El descontento en el Congreso quedó magnificado el sábado pasado cuando se dio a conocer un informe que afirma que la Casa Blanca ignoró a algunos de sus asesores legales al decidir la semana pasada que la campaña en Libia no debe ser considerada como hostilidades . La decisión le permitió darle la vuelta a la Resolución sobre Poderes de Guerra de 1973, una ley que exige a los presidentes informar al Congreso sobre cualquier conflicto militar en un lapso perentorio. Tras recibir el informe, el Congreso debe decidir si autoriza la operación.

El sábado, fuentes con conocimiento de las deliberaciones mencionaron que Obama no había vetado una opinión formal de la Oficina de Asesoría Legal del Departamento de Justicia, porque dicha opinión nunca se produjo. La integración de ese tipo de opiniones puede demorar meses. En vez de ello, según las fuentes, los asesores presentaron al Mandatario sus opiniones y seleccionaron una que era favorecida por la Casa Blanca y el Departamento de Estado.

A pesar de ello, muchos legisladores han dicho no estar convencidos de la lógica presidencial para evitar un debate con el Congreso sobre un conflicto armado que ya lleva más de tres meses.

El Presidente ha tenido que recurrir a dudosas maniobras legales porque sabe que enfrenta a un Congreso que no le daría la autorización , opinó el republicano de Ohio, Michael Turner. El legislador propuso una resolución que permitiría al Congreso una reprobación formal de la misión en Libia.

Esta semana, el debate sobre Libia se convertirá en una prueba clave para el líder de la mayoría republicana en la Cámara Baja, John Boehner, quien parece estar atrapado entre sus colegas y sus propios instintos. En la Cámara Baja, los miembros de la derecha y la izquierda exigen una confrontación definitiva con Obama. Boehner, por su parte, trata de evitarla. Cuando los legisladores dieron su apoyo a una propuesta para detener la campaña, Boehner a su vez propuso una extensión de 14 días al plazo que tiene Obama para defender su posición.

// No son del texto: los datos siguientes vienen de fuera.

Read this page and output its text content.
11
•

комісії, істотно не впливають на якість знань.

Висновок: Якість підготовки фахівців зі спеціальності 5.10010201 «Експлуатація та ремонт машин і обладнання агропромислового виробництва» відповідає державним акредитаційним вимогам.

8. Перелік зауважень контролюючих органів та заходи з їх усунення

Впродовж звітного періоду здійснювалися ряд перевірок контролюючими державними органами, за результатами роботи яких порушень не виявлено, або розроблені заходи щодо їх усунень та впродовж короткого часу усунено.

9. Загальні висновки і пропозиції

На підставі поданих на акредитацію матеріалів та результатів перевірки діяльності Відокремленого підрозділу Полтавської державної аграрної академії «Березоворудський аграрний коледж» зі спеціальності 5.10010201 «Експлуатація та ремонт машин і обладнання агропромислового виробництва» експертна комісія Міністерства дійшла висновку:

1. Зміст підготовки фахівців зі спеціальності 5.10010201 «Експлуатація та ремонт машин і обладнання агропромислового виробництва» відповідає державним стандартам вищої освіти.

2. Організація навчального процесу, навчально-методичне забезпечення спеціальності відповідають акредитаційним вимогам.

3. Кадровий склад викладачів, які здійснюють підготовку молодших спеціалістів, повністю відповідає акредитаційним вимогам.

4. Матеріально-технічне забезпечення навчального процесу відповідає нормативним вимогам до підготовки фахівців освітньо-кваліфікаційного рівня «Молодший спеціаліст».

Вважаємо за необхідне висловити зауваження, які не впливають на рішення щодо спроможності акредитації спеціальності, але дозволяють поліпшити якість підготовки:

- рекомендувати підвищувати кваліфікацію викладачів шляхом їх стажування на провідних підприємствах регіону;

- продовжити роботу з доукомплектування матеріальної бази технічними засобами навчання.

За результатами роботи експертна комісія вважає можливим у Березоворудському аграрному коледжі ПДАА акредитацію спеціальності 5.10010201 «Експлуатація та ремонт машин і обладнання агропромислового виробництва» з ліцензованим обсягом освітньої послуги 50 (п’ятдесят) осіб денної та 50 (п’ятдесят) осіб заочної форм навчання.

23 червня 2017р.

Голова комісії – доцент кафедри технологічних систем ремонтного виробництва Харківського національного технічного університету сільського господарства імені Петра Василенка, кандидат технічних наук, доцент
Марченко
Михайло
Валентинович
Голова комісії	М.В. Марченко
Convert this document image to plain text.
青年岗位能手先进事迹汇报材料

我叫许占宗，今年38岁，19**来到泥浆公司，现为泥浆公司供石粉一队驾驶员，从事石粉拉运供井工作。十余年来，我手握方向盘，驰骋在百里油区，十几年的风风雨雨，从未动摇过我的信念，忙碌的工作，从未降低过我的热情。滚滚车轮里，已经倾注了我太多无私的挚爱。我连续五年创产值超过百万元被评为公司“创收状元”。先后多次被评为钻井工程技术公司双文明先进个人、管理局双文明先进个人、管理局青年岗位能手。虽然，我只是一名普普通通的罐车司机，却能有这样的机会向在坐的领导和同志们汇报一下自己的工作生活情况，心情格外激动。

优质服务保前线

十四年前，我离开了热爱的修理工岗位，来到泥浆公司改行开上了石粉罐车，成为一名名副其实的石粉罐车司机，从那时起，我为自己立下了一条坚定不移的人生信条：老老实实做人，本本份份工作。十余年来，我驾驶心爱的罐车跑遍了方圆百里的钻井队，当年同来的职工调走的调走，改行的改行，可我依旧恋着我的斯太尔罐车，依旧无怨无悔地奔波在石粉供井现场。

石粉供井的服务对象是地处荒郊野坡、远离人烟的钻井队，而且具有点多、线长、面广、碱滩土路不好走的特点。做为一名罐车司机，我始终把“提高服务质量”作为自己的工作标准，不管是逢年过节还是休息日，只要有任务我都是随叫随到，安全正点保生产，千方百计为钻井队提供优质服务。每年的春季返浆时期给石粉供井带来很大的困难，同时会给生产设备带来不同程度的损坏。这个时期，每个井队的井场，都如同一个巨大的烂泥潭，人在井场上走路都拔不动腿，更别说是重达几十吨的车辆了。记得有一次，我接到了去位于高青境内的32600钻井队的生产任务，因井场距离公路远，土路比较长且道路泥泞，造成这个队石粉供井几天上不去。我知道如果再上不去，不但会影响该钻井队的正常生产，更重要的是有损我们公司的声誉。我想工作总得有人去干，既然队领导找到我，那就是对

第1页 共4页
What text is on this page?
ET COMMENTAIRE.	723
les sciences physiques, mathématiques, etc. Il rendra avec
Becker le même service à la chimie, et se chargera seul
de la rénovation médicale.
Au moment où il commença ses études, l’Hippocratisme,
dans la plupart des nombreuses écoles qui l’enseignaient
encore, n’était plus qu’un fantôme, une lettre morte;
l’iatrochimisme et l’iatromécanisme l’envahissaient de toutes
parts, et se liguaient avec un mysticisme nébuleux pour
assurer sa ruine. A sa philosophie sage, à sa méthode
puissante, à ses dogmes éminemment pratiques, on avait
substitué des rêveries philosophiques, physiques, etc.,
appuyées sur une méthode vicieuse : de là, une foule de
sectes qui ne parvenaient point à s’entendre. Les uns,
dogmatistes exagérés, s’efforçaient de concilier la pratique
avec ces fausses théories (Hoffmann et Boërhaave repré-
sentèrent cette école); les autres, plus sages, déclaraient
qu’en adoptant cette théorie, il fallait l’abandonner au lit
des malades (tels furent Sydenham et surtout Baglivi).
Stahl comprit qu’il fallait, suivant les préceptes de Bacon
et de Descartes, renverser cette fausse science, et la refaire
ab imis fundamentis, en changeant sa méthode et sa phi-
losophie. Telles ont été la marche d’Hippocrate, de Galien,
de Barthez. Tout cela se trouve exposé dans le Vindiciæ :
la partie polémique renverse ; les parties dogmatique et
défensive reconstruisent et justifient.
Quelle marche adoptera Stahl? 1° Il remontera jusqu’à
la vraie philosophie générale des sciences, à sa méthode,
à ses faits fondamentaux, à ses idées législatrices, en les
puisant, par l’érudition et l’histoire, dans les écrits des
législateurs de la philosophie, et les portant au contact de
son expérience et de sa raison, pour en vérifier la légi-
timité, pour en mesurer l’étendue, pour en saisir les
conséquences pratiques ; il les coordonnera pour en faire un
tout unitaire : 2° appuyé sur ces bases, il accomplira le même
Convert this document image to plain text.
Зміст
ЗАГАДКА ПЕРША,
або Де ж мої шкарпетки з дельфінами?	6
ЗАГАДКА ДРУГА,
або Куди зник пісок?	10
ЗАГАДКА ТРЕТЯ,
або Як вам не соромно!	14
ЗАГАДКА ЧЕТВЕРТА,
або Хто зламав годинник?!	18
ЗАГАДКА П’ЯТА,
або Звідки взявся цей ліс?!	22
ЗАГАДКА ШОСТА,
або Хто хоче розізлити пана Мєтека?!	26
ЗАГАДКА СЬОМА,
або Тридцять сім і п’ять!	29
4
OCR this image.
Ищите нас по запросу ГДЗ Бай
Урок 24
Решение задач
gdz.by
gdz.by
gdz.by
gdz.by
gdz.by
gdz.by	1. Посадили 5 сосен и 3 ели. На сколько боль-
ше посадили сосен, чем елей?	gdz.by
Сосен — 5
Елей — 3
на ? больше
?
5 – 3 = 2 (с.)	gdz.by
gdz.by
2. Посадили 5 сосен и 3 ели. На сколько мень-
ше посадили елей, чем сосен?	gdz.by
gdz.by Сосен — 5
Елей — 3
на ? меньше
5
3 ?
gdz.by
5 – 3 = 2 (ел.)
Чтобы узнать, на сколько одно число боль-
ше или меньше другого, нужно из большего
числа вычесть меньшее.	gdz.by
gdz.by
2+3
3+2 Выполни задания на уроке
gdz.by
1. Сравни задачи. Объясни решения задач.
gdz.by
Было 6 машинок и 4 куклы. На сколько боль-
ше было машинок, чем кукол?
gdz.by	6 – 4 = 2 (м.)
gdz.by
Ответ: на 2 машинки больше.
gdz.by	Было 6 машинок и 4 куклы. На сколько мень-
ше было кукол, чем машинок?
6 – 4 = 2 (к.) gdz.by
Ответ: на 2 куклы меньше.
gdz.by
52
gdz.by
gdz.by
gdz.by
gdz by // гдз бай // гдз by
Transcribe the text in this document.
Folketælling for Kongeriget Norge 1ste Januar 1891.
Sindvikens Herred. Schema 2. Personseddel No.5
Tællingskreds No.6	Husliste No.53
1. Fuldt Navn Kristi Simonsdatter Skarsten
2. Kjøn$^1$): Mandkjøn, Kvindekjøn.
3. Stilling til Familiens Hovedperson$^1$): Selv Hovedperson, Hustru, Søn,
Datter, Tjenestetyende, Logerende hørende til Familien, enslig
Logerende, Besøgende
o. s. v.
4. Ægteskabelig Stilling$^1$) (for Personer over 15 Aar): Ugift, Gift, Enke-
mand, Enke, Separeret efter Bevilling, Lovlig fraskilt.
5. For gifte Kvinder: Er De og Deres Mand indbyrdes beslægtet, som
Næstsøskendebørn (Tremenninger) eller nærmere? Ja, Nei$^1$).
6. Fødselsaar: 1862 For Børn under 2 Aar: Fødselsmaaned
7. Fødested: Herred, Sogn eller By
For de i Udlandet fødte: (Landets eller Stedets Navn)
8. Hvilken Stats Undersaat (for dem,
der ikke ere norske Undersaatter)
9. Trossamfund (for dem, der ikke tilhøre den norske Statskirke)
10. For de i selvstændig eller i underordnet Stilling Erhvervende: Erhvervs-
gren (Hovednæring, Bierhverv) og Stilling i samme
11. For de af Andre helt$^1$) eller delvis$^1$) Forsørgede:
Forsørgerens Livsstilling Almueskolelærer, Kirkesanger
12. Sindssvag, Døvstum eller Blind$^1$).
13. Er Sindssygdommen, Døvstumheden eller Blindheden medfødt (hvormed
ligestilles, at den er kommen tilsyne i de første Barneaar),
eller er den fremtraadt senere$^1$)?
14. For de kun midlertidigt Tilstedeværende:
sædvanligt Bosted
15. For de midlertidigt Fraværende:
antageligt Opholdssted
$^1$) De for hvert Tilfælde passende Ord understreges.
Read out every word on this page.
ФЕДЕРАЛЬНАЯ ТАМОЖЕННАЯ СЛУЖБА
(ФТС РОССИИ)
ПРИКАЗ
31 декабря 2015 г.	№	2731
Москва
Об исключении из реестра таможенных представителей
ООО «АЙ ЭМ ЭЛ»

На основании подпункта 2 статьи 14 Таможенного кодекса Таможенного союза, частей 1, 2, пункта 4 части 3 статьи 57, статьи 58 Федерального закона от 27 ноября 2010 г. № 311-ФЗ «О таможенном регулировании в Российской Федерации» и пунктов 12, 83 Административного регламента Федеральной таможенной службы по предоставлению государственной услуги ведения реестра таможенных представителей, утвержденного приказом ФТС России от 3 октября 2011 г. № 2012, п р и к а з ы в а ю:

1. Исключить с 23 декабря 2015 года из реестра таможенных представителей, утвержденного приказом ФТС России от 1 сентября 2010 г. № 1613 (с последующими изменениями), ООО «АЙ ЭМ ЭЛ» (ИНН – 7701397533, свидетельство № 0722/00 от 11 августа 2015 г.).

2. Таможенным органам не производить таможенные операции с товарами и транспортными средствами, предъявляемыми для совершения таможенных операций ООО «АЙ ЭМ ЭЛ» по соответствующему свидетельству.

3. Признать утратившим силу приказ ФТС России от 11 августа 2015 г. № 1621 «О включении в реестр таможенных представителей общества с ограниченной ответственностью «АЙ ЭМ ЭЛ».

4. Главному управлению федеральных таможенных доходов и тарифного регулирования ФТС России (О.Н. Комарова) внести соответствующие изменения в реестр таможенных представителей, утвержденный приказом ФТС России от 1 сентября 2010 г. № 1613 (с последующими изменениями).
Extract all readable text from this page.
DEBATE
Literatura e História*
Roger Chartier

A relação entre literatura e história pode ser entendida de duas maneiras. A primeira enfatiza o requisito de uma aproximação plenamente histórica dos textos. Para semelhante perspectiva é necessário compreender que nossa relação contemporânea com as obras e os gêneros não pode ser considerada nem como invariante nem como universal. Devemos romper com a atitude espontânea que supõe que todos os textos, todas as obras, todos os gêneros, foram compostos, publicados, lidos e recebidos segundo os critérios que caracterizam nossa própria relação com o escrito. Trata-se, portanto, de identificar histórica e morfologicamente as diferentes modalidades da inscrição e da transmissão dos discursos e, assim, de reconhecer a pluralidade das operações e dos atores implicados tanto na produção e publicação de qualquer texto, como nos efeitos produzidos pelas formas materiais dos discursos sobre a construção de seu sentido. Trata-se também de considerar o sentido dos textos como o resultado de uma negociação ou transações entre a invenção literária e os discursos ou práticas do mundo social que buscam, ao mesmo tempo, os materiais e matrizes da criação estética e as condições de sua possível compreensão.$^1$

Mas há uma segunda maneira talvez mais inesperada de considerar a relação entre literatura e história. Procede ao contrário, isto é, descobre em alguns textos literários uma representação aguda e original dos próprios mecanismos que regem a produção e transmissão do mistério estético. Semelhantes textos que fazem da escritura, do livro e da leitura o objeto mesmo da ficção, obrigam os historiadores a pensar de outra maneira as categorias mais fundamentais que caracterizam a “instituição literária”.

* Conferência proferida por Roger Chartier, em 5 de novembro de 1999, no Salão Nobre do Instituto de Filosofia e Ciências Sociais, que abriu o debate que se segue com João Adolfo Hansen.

Obama se esperó 12 días y entonces dijo al Congreso que no necesitaba su autorización. Nuestras operaciones militares en Libia son distintas del tipo de hostilidades que contempla la ley de 1973 , arguyó la Casa Blanca.

En la lógica del presidente Obama, las fuerzas de Estados Unidos se limitan a misiones de aprovisionamiento, logística e inteligencia, aunque aviones no tripulados siguen atacando objetivos en Libia.